Not sure if my ears have got lazy but I’d always identified Zola Jesus more with explorative peers like Dead Luke and Peaking Lights than with the 80s UK goth that also leaks into her sound and is currently made so much of.
Taking another look at the recent Stridulum EP and it's certainly pitch black brooder vibes, though, it makes it clear the shinier synth-backed and more Fever Ray-style theatrics are more apt. And live in Edinburgh, emerging from the back of the stage with a black hood covering her entire head, the icy grandeur of her particular kind of melodrama came off reasonably powerful but also with a more oblique focus on the re-appropriated.
Even though Nika Roza Danilova’s voice was way up at the front, the minor chord synths at the back found a new and more separated feel in their nakedness and at times cheesy downwards arpeggios that for me tapped into this idea of the gothic as ham-fisted expression, furthering the used and overly theatric tropes into something more culturally oblique.

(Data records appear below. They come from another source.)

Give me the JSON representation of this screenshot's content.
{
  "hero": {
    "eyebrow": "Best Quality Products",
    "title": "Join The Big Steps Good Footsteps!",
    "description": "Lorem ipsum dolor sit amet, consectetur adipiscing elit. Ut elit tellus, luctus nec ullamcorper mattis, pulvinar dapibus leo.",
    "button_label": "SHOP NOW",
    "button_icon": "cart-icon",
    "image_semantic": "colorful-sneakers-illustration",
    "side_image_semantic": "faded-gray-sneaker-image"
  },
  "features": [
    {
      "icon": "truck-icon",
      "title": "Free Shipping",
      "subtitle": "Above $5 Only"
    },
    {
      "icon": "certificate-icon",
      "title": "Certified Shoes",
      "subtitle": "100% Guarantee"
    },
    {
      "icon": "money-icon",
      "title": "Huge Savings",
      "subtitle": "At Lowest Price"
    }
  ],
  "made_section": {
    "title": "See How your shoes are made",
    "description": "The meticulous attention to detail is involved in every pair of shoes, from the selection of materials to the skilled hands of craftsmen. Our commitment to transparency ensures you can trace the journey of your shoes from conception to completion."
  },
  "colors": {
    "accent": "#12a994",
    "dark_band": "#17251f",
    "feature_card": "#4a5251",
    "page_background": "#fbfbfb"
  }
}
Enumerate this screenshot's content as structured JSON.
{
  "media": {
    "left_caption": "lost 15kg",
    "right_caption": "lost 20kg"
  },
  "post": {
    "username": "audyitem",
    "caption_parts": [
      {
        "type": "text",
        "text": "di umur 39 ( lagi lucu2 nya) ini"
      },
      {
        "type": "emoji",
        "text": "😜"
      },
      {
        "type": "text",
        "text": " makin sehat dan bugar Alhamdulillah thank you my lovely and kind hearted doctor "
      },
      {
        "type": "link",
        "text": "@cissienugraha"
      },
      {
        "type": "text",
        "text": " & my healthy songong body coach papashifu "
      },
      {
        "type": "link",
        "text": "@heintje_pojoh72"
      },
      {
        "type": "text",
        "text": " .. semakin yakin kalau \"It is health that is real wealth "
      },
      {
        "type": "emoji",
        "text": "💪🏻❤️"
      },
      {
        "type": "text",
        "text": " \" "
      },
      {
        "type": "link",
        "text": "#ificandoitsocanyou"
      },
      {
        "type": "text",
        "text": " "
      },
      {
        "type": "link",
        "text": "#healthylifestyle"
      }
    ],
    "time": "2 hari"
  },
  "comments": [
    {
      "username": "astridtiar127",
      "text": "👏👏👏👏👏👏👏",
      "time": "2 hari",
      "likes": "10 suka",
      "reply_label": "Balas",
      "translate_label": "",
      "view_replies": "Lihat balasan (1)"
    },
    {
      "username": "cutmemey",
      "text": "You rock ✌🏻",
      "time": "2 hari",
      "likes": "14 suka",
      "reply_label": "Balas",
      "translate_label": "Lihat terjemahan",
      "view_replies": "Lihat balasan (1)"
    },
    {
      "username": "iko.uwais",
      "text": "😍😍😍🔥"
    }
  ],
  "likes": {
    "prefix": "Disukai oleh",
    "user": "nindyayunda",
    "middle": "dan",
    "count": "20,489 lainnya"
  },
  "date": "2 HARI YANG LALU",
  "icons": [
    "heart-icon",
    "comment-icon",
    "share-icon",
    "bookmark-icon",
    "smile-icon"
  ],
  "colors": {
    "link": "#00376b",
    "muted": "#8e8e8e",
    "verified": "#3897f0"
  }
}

This is perhaps much clearer in a live setting backed by two handsome and hipply dressed dudes (not a bad thing) where the fantastically mythed-up darkness of the records is out in the open, just two synths plus vocals, filtering the soaring melodrama of songs like “Run Me Out” into a more easily identifiable form of expression that struck me live as interested in a plastic kind of hauntedness that I’d not felt on the records. Such is Danilova’s skill, then, for flexing her own unique type of song into these ballads; insightfully splashing grey 80s smokestack industrialism into a definitely current-feeling song, vaguely experimental and interested in style as much the textures within it.
In this small and slightly scummy room, the trio pretty much never came off as emotionally remote, despite the predilection for the isolated and obviously austere in their banter-free performance. Just strong jams, big on force and intent.